Earlier in the afternoon, I made a Moroccan spice mix and seared the meat. Only needing 8-10 minutes in the oven for medium rare, I waited until my husband got home to finish the cooking. I'm sure you can find spice mixes for purchase online and at high end retail cooking stores, but it's just so simple to make one at home, it seems silly to spend the money. I also keep a variety of spices on hand, so it's also less expensive to make my own. Check out recipe websites and I'm sure you can find a combination of spices, but I just threw some together that reflect the Moroccan culture:
Paprika
Cloves
Cayenne
Cardamon
Ginger
Garlic
Onion
Salt
Pepper
Oregano
Cumin

I took each double chop and dipped them into the spice mixture and seared them for 2-3 minutes until they developed a nice crust on the lamb. Them I put them in the refrigerator until it was time for dinner. I would suggest taking them out 20 minutes or so before you plan to roast them to let them come down to room temperature.

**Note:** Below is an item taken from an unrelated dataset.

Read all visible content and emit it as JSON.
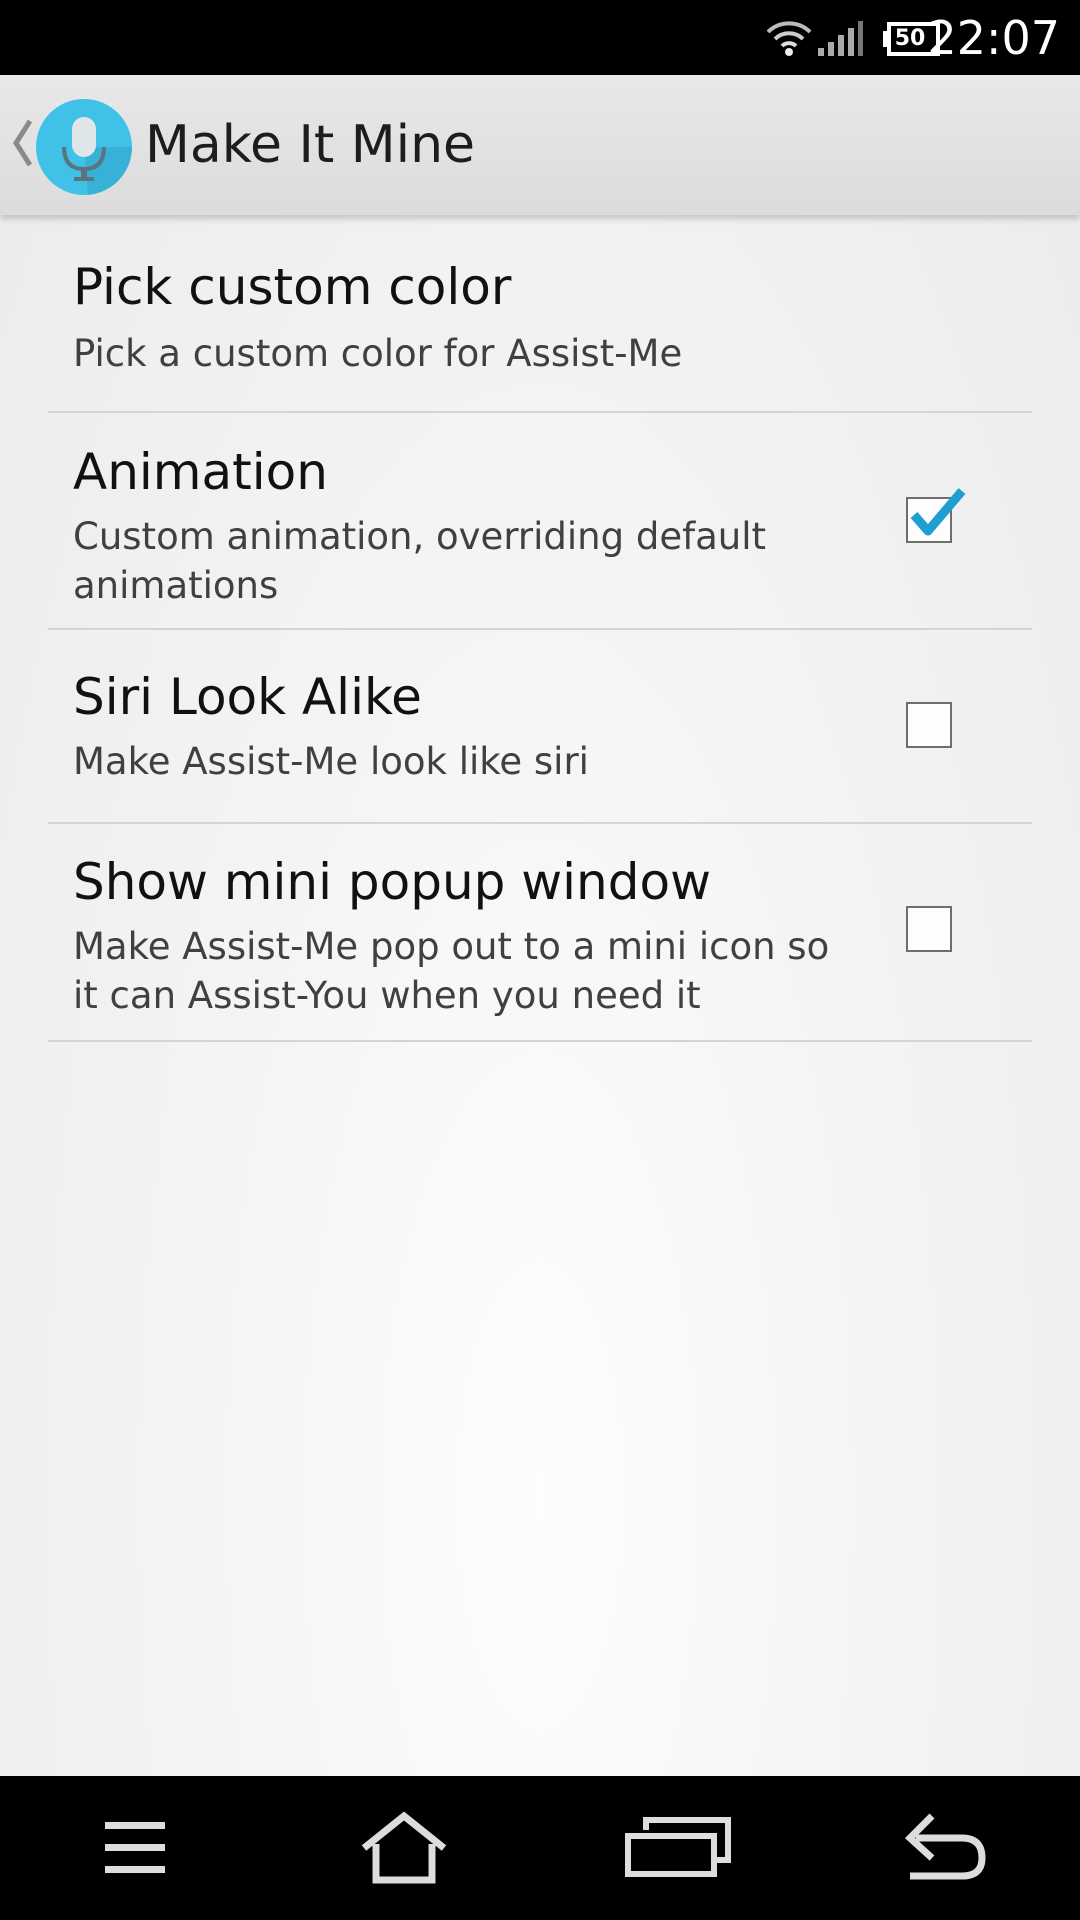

Canned white beans are always an option but dried beans are far more flavorful and creamy. It's best to soak them overnight and simply simmer them in stock until they are cooked through. I flavored the stock with fresh thyme, garlic, and a bay leaf. Once the beans are cooked, season them with salt and pepper and add anything you want to them. Spinach, tomatoes, escarole, mushrooms...be creative. Enjoy!

By the way, I purcahse 4 double chops and they were only$20. Much more affordable than paying restaurant prices.

Wednesday, January 14, 2009

Seared Scallops with Orange Pecan Green Beans

I've been on a scallop kick lately. On Saturday night, I had them with some delicious balsamic glazed baby brussels sprouts and on Monday night, I had them with Mexican style with some tomatilla salsa. What's not to like about scallops. They are naturally sweet but can also stand up to any flavorings you choose.

Last night, I chose oranges. Determined to make a dent in our stock pile of Florida's finest, I grabbed six oranges, juiced them, and them, and reduced the juice to create a sweet sauce/glaze for the green beans. Whisking in a little unsalted butter would have brought the dish to another level, but I'm still in the 'it's time to eat healthy' phase.

First things first: searing scallops. Here are the key points.
1. Keep you product dry. If you feel the need to rinse, that's fine, but before you sear, dry the product and season it well with salt and pepper. (Oil and water doesn't mix, it splatters)
2. Non stick pan always helps. Turn the heat to high and let the pan get hot.
3. Add a little oil. You're don't want to pan fry, so a little oil. For added flavor you can use a little butter combined with the oil. (I wouldn't use butter soley because it will brown too quickly).
4. Let the oil get hot.
5. Gently place the product into the pan with the side you want to sear face down.
6. Don't touch it!!! If you're cooking something totally on the stove top, (scallops, shrimp, thin chicken, or anything else that doesn't need a lot of cooking time) turn the heat down to medium once a nice crust forms. Otherwise, you can keep the heat high and finish cooking in the oven (steak, lamb, ect).
7. Turn the product when a nice crust has formed. Scallops, for example, don't take long to cook. So sear them for 3-4 minutes (not touching them) and then flip them to finish the cooking for antoher 2-4 minutes. Time of cooking depends on the size of the product.

These tips aren't specific to scallops. They are specific to searing. And that means anything, from mushrooms to chicken to apples.

I blanched the green beans earlier in the day and just tossed them with the toasted pecans and hot organe glaze when I was ready to serve the meal. Following the culinary rule of everything is best in odd numbers, I added five scallops to each plates and then added the green bean salad.